9. The parameters of the link having the port are encrypted by the first application, and the method further comprises the second application decrypting the parameters to identify the port. The method according to claim 1.
10. The method further comprises the second application providing a token or certificate to the local server and establishing a verified connection before receiving the data through the port. The method according to claim 1.
11. The data further comprises at least one of an expiration date, a card verification value (CVV), a name, and an address, and the auto-filling comprises auto-filling at least one of the expiration date, the CVV, the name, or the address into the corresponding form field. The method according to claim 1.
12. The first application is a financial institution application, and the second application is a vendor application. The method according to claim 1.
13. The method further comprises the first application calling the application programming interface (API) of a mobile operating system and confirming that the second application is installed on the mobile device before generating the link directed to the second application. The method according to claim 3.
14. A computing device, Processor and The system includes a memory that stores instructions for configuring a mobile device as follows, which are executed by the aforementioned processor, The instruction refers to the mobile device, The first application is, Receiving encrypted data from a contactless card, Sending encrypted data to a server for verification, Receiving an instruction from the server that the encrypted data has been verified, Based on the received verification, the local server will be started on the port, The process involves generating a link to a second application that runs on the aforementioned processor, wherein the parameters of the link include the aforementioned port. It is configured to perform, The second application is, Receiving data from the local server via the port, The received data is automatically entered into the form fields of the second application, Configured to perform, Configure it as follows: Computing device.
15. The data received by the second application comprises a virtual account number (VAN), and the automatic input of the data comprises the automatic input of the VAN into the payment form field of the second application.
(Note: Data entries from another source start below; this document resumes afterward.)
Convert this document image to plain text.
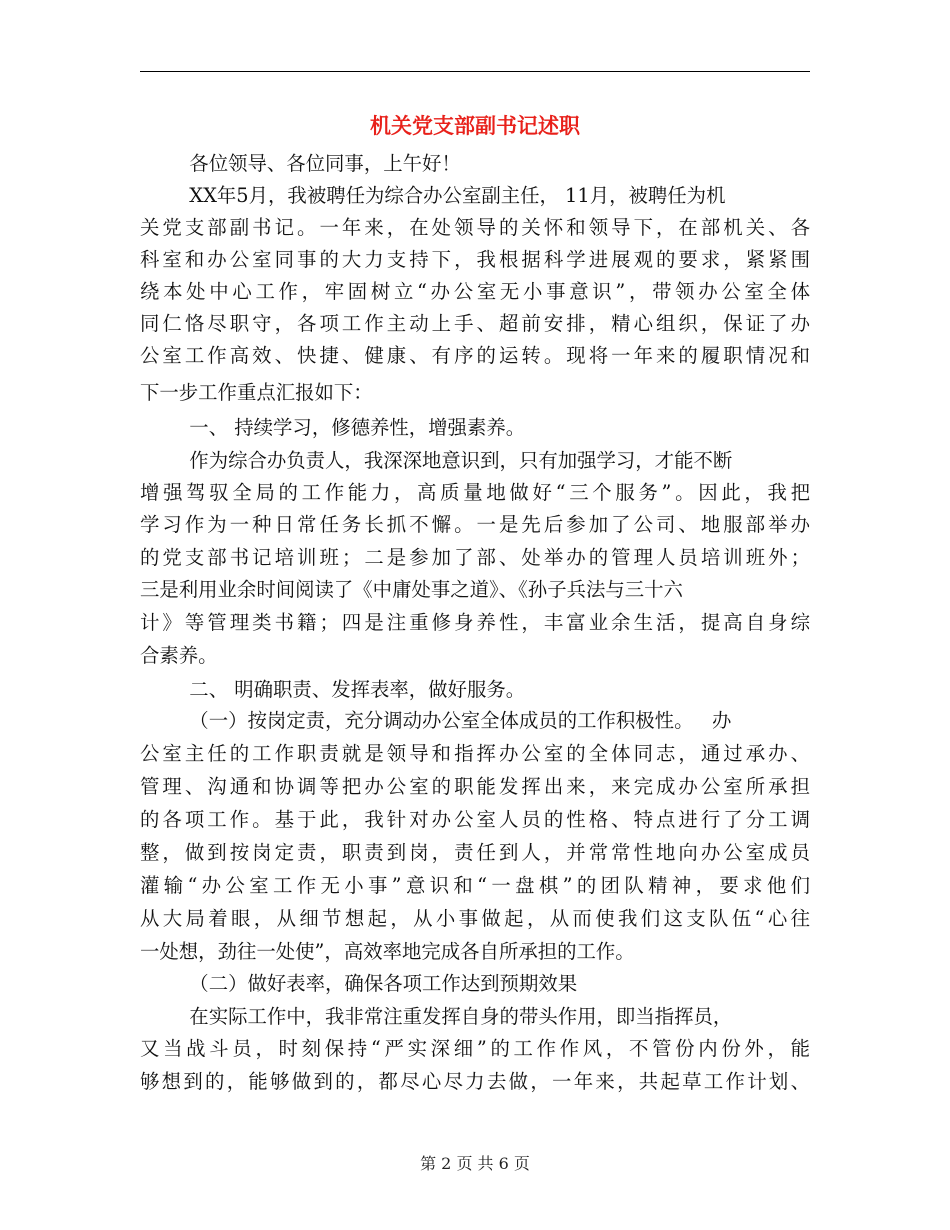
机关党支部副书记述职
各位领导、各位同事，上午好！
XX年5月，我被聘任为综合办公室副主任， 11月，被聘任为机
关党支部副书记。一年来，在处领导的关怀和领导下，在部机关、各
科室和办公室同事的大力支持下，我根据科学进展观的要求，紧紧围
绕本处中心工作，牢固树立“办公室无小事意识”，带领办公室全体
同仁恪尽职守，各项工作主动上手、超前安排，精心组织，保证了办
公室工作高效、快捷、健康、有序的运转。现将一年来的履职情况和
下一步工作重点汇报如下：
一、 持续学习，修德养性，增强素养。
作为综合办负责人，我深深地意识到，只有加强学习，才能不断
增强驾驭全局的工作能力，高质量地做好“三个服务”。因此，我把
学习作为一种日常任务长抓不懈。一是先后参加了公司、地服部举办
的党支部书记培训班；二是参加了部、处举办的管理人员培训班外；
三是利用业余时间阅读了《中庸处事之道》、《孙子兵法与三十六
计》等管理类书籍；四是注重修身养性，丰富业余生活，提高自身综
合素养。
二、 明确职责、发挥表率，做好服务。
（一）按岗定责，充分调动办公室全体成员的工作积极性。   办
公室主任的工作职责就是领导和指挥办公室的全体同志，通过承办、
管理、沟通和协调等把办公室的职能发挥出来，来完成办公室所承担
的各项工作。基于此，我针对办公室人员的性格、特点进行了分工调
整，做到按岗定责，职责到岗，责任到人，并常常性地向办公室成员
灌输“办公室工作无小事”意识和“一盘棋”的团队精神，要求他们
从大局着眼，从细节想起，从小事做起，从而使我们这支队伍“心往
一处想，劲往一处使”，高效率地完成各自所承担的工作。
（二）做好表率，确保各项工作达到预期效果
在实际工作中，我非常注重发挥自身的带头作用，即当指挥员，
又当战斗员，时刻保持“严实深细”的工作作风，不管份内份外，能
够想到的，能够做到的，都尽心尽力去做，一年来，共起草工作计划、
第 2 页 共 6 页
The computing device according to claim 14.
16. The first application further comprises receiving the VAN from the server after the encrypted data has been verified. The computing device according to claim 15.
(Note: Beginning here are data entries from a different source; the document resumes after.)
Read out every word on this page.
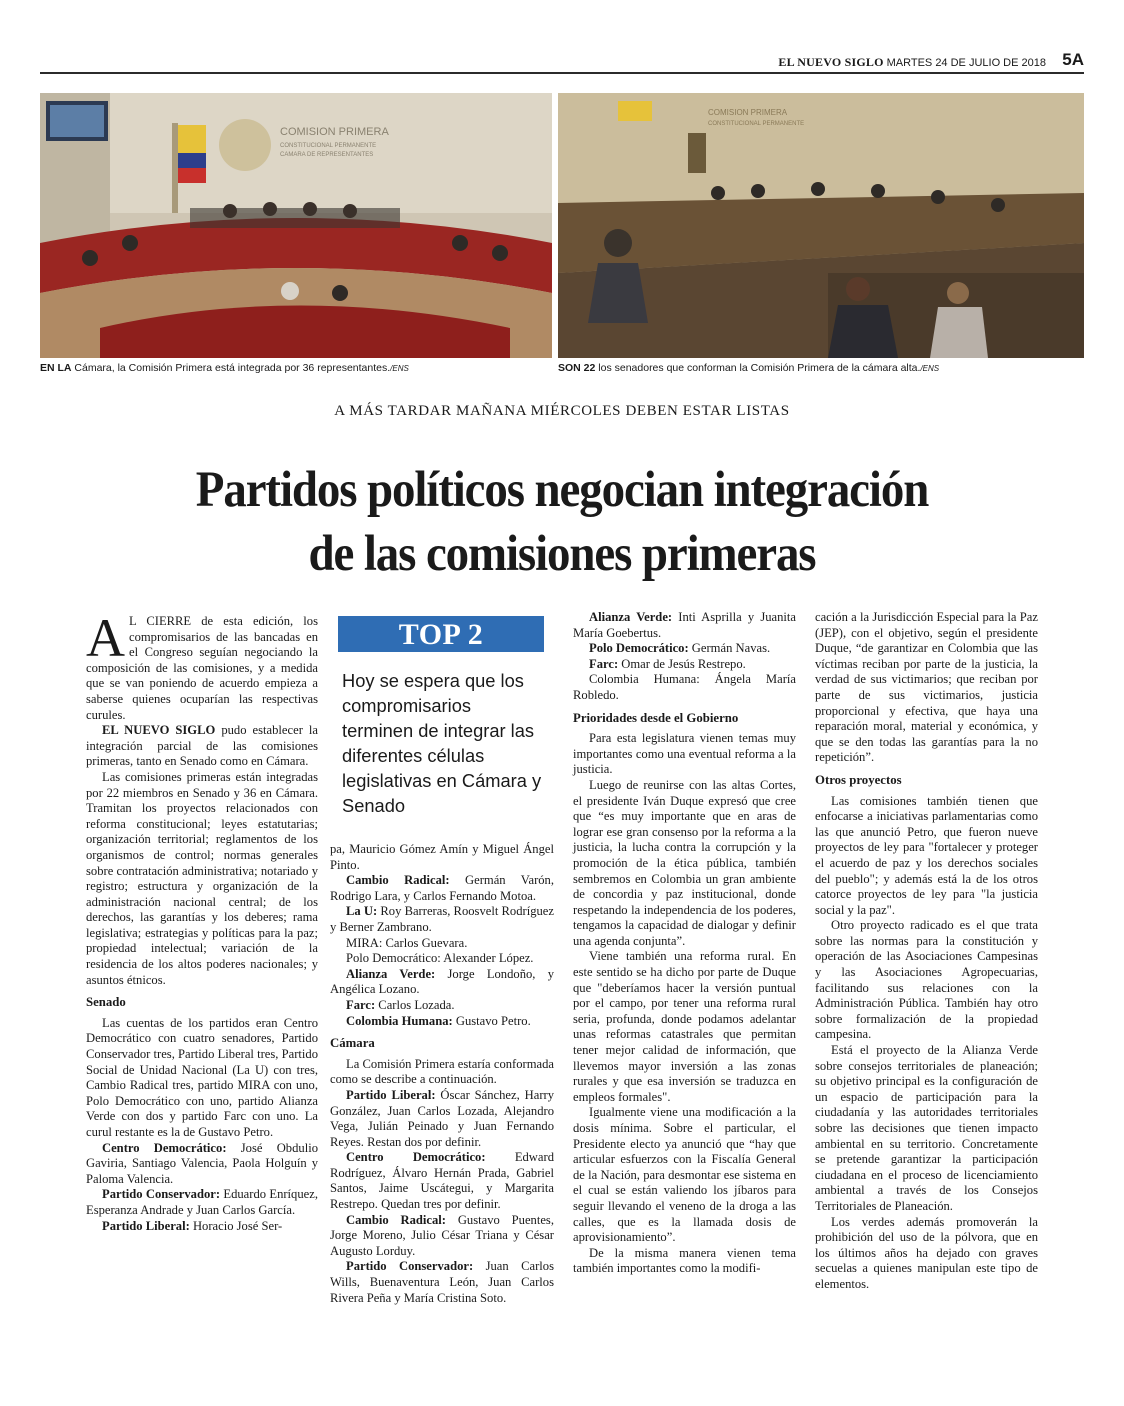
EL NUEVO SIGLO MARTES 24 DE JULIO DE 2018 5A
COMISION PRIMERA
CONSTITUCIONAL PERMANENTE
CAMARA DE REPRESENTANTES
EN LA Cámara, la Comisión Primera está integrada por 36 representantes./ENS
COMISION PRIMERA
CONSTITUCIONAL PERMANENTE
SON 22 los senadores que conforman la Comisión Primera de la cámara alta./ENS
A MÁS TARDAR MAÑANA MIÉRCOLES DEBEN ESTAR LISTAS
Partidos políticos negocian integración
de las comisiones primeras

A L CIERRE de esta edición, los compromisarios de las bancadas en el Congreso seguían negociando la composición de las comisiones, y a medida que se van poniendo de acuerdo empieza a saberse quienes ocuparían las respectivas curules.

EL NUEVO SIGLO pudo establecer la integración parcial de las comisiones primeras, tanto en Senado como en Cámara.

Las comisiones primeras están integradas por 22 miembros en Senado y 36 en Cámara. Tramitan los proyectos relacionados con reforma constitucional; leyes estatutarias; organización territorial; reglamentos de los organismos de control; normas generales sobre contratación administrativa; notariado y registro; estructura y organización de la administración nacional central; de los derechos, las garantías y los deberes; rama legislativa; estrategias y políticas para la paz; propiedad intelectual; variación de la residencia de los altos poderes nacionales; y asuntos étnicos.

Senado

Las cuentas de los partidos eran Centro Democrático con cuatro senadores, Partido Conservador tres, Partido Liberal tres, Partido Social de Unidad Nacional (La U) con tres, Cambio Radical tres, partido MIRA con uno, Polo Democrático con uno, partido Alianza Verde con dos y partido Farc con uno. La curul restante es la de Gustavo Petro.

Centro Democrático: José Obdulio Gaviria, Santiago Valencia, Paola Holguín y Paloma Valencia.

Partido Conservador: Eduardo Enríquez, Esperanza Andrade y Juan Carlos García.

Partido Liberal: Horacio José Ser-

TOP 2
Hoy se espera que los compromisarios terminen de integrar las diferentes células legislativas en Cámara y Senado

pa, Mauricio Gómez Amín y Miguel Ángel Pinto.

Cambio Radical: Germán Varón, Rodrigo Lara, y Carlos Fernando Motoa.

La U: Roy Barreras, Roosvelt Rodríguez y Berner Zambrano.

MIRA: Carlos Guevara.

Polo Democrático: Alexander López.

Alianza Verde: Jorge Londoño, y Angélica Lozano.

Farc: Carlos Lozada.

Colombia Humana: Gustavo Petro.

Cámara

La Comisión Primera estaría conformada como se describe a continuación.

Partido Liberal: Óscar Sánchez, Harry González, Juan Carlos Lozada, Alejandro Vega, Julián Peinado y Juan Fernando Reyes. Restan dos por definir.

Centro Democrático: Edward Rodríguez, Álvaro Hernán Prada, Gabriel Santos, Jaime Uscátegui, y Margarita Restrepo. Quedan tres por definir.

Cambio Radical: Gustavo Puentes, Jorge Moreno, Julio César Triana y César Augusto Lorduy.

Partido Conservador: Juan Carlos Wills, Buenaventura León, Juan Carlos Rivera Peña y María Cristina Soto.

Alianza Verde: Inti Asprilla y Juanita María Goebertus.

Polo Democrático: Germán Navas.

Farc: Omar de Jesús Restrepo.

Colombia Humana: Ángela María Robledo.

Prioridades desde el Gobierno

Para esta legislatura vienen temas muy importantes como una eventual reforma a la justicia.

Luego de reunirse con las altas Cortes, el presidente Iván Duque expresó que cree que “es muy importante que en aras de lograr ese gran consenso por la reforma a la justicia, la lucha contra la corrupción y la promoción de la ética pública, también sembremos en Colombia un gran ambiente de concordia y paz institucional, donde respetando la independencia de los poderes, tengamos la capacidad de dialogar y definir una agenda conjunta”.

Viene también una reforma rural. En este sentido se ha dicho por parte de Duque que "deberíamos hacer la versión puntual por el campo, por tener una reforma rural seria, profunda, donde podamos adelantar unas reformas catastrales que permitan tener mejor calidad de información, que llevemos mayor inversión a las zonas rurales y que esa inversión se traduzca en empleos formales".

Igualmente viene una modificación a la dosis mínima. Sobre el particular, el Presidente electo ya anunció que “hay que articular esfuerzos con la Fiscalía General de la Nación, para desmontar ese sistema en el cual se están valiendo los jíbaros para seguir llevando el veneno de la droga a las calles, que es la llamada dosis de aprovisionamiento”.

De la misma manera vienen tema también importantes como la modifi-

cación a la Jurisdicción Especial para la Paz (JEP), con el objetivo, según el presidente Duque, “de garantizar en Colombia que las víctimas reciban por parte de la justicia, la verdad de sus victimarios; que reciban por parte de sus victimarios, justicia proporcional y efectiva, que haya una reparación moral, material y económica, y que se den todas las garantías para la no repetición”.

Otros proyectos

Las comisiones también tienen que enfocarse a iniciativas parlamentarias como las que anunció Petro, que fueron nueve proyectos de ley para "fortalecer y proteger el acuerdo de paz y los derechos sociales del pueblo"; y además está la de los otros catorce proyectos de ley para "la justicia social y la paz".

Otro proyecto radicado es el que trata sobre las normas para la constitución y operación de las Asociaciones Campesinas y las Asociaciones Agropecuarias, facilitando sus relaciones con la Administración Pública. También hay otro sobre formalización de la propiedad campesina.

Está el proyecto de la Alianza Verde sobre consejos territoriales de planeación; su objetivo principal es la configuración de un espacio de participación para la ciudadanía y las autoridades territoriales sobre las decisiones que tienen impacto ambiental en su territorio. Concretamente se pretende garantizar la participación ciudadana en el proceso de licenciamiento ambiental a través de los Consejos Territoriales de Planeación.

Los verdes además promoverán la prohibición del uso de la pólvora, que en los últimos años ha dejado con graves secuelas a quienes manipulan este tipo de elementos.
17. The first application further comprises registering the local server as a background task with the mobile operating system of the mobile device, wherein the local server continues to run even while the second application is running in the foreground. The computing device according to claim 14.
18. The second application further comprises establishing a connection with the local server on a designated port on a local loopback Internet Protocol (IP) address. The computing device according to claim 14.
19. The parameters of the link having the port are encrypted by the first application, and the computing device further comprises the second application decrypting the parameters to identify the port. The computing device according to claim 14.
20. The data further comprises at least one of an expiration date, a card verification value (CVV), a name, and an address, and the auto-filling comprises auto-filling at least one of the expiration date, the CVV, the name, or the address into the corresponding form field. The computing device according to claim 14.